# STAC EuroSAT

This notebook demonstrates how to convert annotations provided by [EuroSAT](https://github.com/phelber/EuroSAT) dataset
into STAC-compatible definitions with extensions relevant for machine learning tasks.
Notably, the STAC [Label](https://github.com/stac-extensions/label)and [Scientific](https://github.com/stac-extensions/scientific)
extensions are used to reference the labeled annotations from train, validation and test splits, and provide citation reference to
the original work respectively.

To facilitate parsing of EuroSAT metadata itself,
the [torchgeo.datasets.EuroSAT](https://torchgeo.readthedocs.io/en/stable/api/datasets.html#torchgeo.datasets.EuroSAT)
class will be used to handle the metadata extraction process, parsing the labeled data hierarchy, and generate the splits
definition and sample generation from them.

## First Step

Below are equivalent `torchgeo.datasets.EuroSAT100` and `torchgeo.datasets.EuroSAT` classes that define a subset and the complete dataset
respectively. While developing or editing the STAC generation pipeline, it is recommended to work with the 100 subset variation to speed up
the process and directly observe an overview of the expected result.

In [6]:
# pick one:
from torchgeo.datasets import EuroSAT100 as DatasetEuroSAT  # subset of (6 train, 2 val, 2 test) image samples per class (10)
# from torchgeo.datasets import EuroSAT as DatasetEuroSAT  # full dataset

## General configurations

In [7]:
import os

DATA_ROOT_DIR = os.path.abspath("../data")
CATALOG_ROOT_DIR = DATA_ROOT_DIR
EUROSAT_ROOT_DIR = os.path.join(DATA_ROOT_DIR, "EuroSAT")
EUROSAT_DATA_DIR = os.path.join(EUROSAT_ROOT_DIR, "data")
EUROSAT_STAC_DIR = os.path.join(EUROSAT_ROOT_DIR, "stac")
EUROSAT_STAC_URL = "https://example.com/"  # base URL where samples would be accessible from (links in STAC)

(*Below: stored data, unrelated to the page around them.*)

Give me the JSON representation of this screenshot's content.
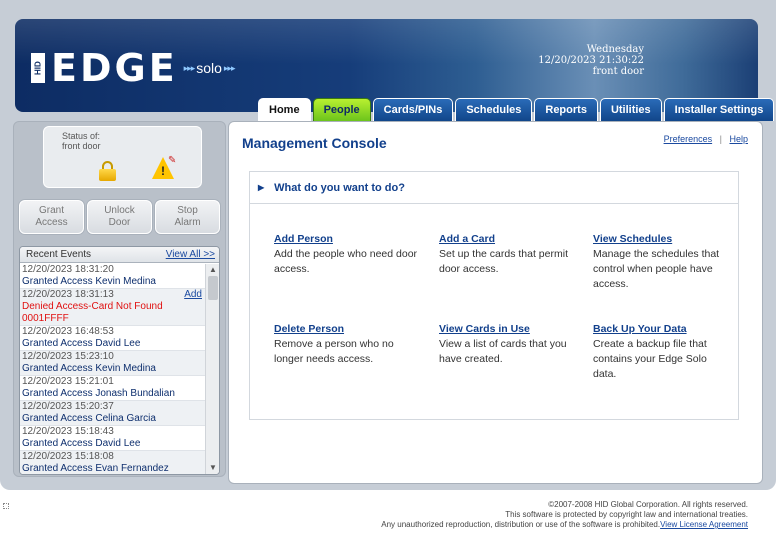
{
  "header": {
    "logo_hid": "HID",
    "logo_edge": "EDGE",
    "logo_solo": "solo",
    "day": "Wednesday",
    "datetime": "12/20/2023 21:30:22",
    "door": "front door"
  },
  "tabs": [
    {
      "label": "Home"
    },
    {
      "label": "People"
    },
    {
      "label": "Cards/PINs"
    },
    {
      "label": "Schedules"
    },
    {
      "label": "Reports"
    },
    {
      "label": "Utilities"
    },
    {
      "label": "Installer Settings"
    }
  ],
  "status": {
    "label_line1": "Status of:",
    "label_line2": "front door"
  },
  "controls": {
    "grant": [
      "Grant",
      "Access"
    ],
    "unlock": [
      "Unlock",
      "Door"
    ],
    "stop": [
      "Stop",
      "Alarm"
    ]
  },
  "events": {
    "title": "Recent Events",
    "view_all": "View All >>",
    "add_label": "Add",
    "items": [
      {
        "time": "12/20/2023 18:31:20",
        "text": "Granted Access Kevin Medina"
      },
      {
        "time": "12/20/2023 18:31:13",
        "text": "Denied Access-Card Not Found 0001FFFF"
      },
      {
        "time": "12/20/2023 16:48:53",
        "text": "Granted Access David Lee"
      },
      {
        "time": "12/20/2023 15:23:10",
        "text": "Granted Access Kevin Medina"
      },
      {
        "time": "12/20/2023 15:21:01",
        "text": "Granted Access Jonash Bundalian"
      },
      {
        "time": "12/20/2023 15:20:37",
        "text": "Granted Access Celina Garcia"
      },
      {
        "time": "12/20/2023 15:18:43",
        "text": "Granted Access David Lee"
      },
      {
        "time": "12/20/2023 15:18:08",
        "text": "Granted Access Evan Fernandez"
      }
    ]
  },
  "main": {
    "title": "Management Console",
    "preferences": "Preferences",
    "separator": "|",
    "help": "Help",
    "question": "What do you want to do?",
    "actions": {
      "add_person": {
        "title": "Add Person",
        "desc": "Add the people who need door access."
      },
      "add_card": {
        "title": "Add a Card",
        "desc": "Set up the cards that permit door access."
      },
      "view_schedules": {
        "title": "View Schedules",
        "desc": "Manage the schedules that control when people have access."
      },
      "delete_person": {
        "title": "Delete Person",
        "desc": "Remove a person who no longer needs access."
      },
      "view_cards": {
        "title": "View Cards in Use",
        "desc": "View a list of cards that you have created."
      },
      "backup": {
        "title": "Back Up Your Data",
        "desc": "Create a backup file that contains your Edge Solo data."
      }
    }
  },
  "footer": {
    "line1": "©2007-2008 HID Global Corporation. All rights reserved.",
    "line2": "This software is protected by copyright law and international treaties.",
    "line3": "Any unauthorized reproduction, distribution or use of the software is prohibited.",
    "license": "View License Agreement"
  }
}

os.makedirs(EUROSAT_DATA_DIR, exist_ok=True)
os.makedirs(EUROSAT_STAC_DIR, exist_ok=True)

## STAC Definitions

Following types are **NOT** used for "strong" type checking.
They are provided as reference of the expected STAC properties and for quick validation of the structure by IDEs.

### Base Definitions

In [20]:
import datetime
import os
from typing import Any, Dict, List, Literal, Optional, TypedDict, Union
from typing_extensions import NotRequired, Required


STAC_VERSION = "1.0.0"

STAC_CATALOG_EXTENSIONS = []
STAC_CATALOG_SCHEMAS = [
    f"https://schemas.stacspec.org/v{STAC_VERSION}/catalog-spec/json-schema/catalog.json",
] + STAC_CATALOG_EXTENSIONS

STAC_COLLECTION_EXTENSIONS = [
    "https://stac-extensions.github.io/ml-aoi/v0.1.0/schema.json",
    "https://stac-extensions.github.io/version/v1.0.0/schema.json",
]
STAC_COLLECTION_SCHEMAS = [
    f"https://schemas.stacspec.org/v{STAC_VERSION}/collection-spec/json-schema/collection.json",
] + STAC_COLLECTION_EXTENSIONS

STAC_ITEM_EXTENSIONS = [
    "https://stac-extensions.github.io/file/v1.0.0/schema.json",
    "https://stac-extensions.github.io/label/v1.0.1/schema.json",
    "https://stac-extensions.github.io/ml-aoi/v0.1.0/schema.json",
    "https://stac-extensions.github.io/scientific/v1.0.0/schema.json",
    "https://stac-extensions.github.io/version/v1.0.0/schema.json",
]
STAC_ITEM_SCHEMAS = [
    f"https://schemas.stacspec.org/v{STAC_VERSION}/item-spec/json-schema/item.json",
] + STAC_ITEM_EXTENSIONS

# technically, tuples would be better for bbox/point, but not the types used in JSON
Number = Union[int, float]
BoundingBox = List[Number]  # 4 value
Point = List[Number]  # 2 values
DateTimeInterval = List[Union[str, None]]
GeoJSONGeometry = TypedDict(
    "GeoJSONGeometry",
    {
        "type": Literal["Polygon", "MultiPolygon"],  # others exist, but not really applicable for this case
        "coordinates": List[Point],  # at least 4 normally for square/polygon bbox, but more valid if multi-polygon
    }
)
SpatialExtent = TypedDict(
    "SpatialExtent",
    {
        "bbox": Required[List[BoundingBox]],
    }
)
TemporalExtent = TypedDict(
    "TemporalExtent",
    {
        "interval": Required[List[DateTimeInterval]],
    }
)
Extent = TypedDict(
    "Extent",
    {
        "spatial": Required[SpatialExtent],
        "temporal": Required[TemporalExtent],
    }
)
Provider = TypedDict(
    "Provider",
    {
        "name": str,
        "roles": List[str],
        "url": str,
    }
)
Link = TypedDict(
    "Link",
    {
        "rel": str,
        "href": str,
        "type": str,  # media-type
        "title": NotRequired[str],
    },
    total=False,
)
STACMetadata = TypedDict(
    "STACMetadata",
    {
        "stac_version": Required[str],
        "type": Required[Literal["Catalog", "Collection", "Feature"]],  # NB: Feature == STAC Item
        "id": Required[str],
        "title": NotRequired[str],
        "description": NotRequired[str],
        "links": Required[List[Link]],
    }
)

### STAC Catalog

In [21]:
STACCatalog = STACMetadata  # only requires "links" to contain the STAC Collection as "child"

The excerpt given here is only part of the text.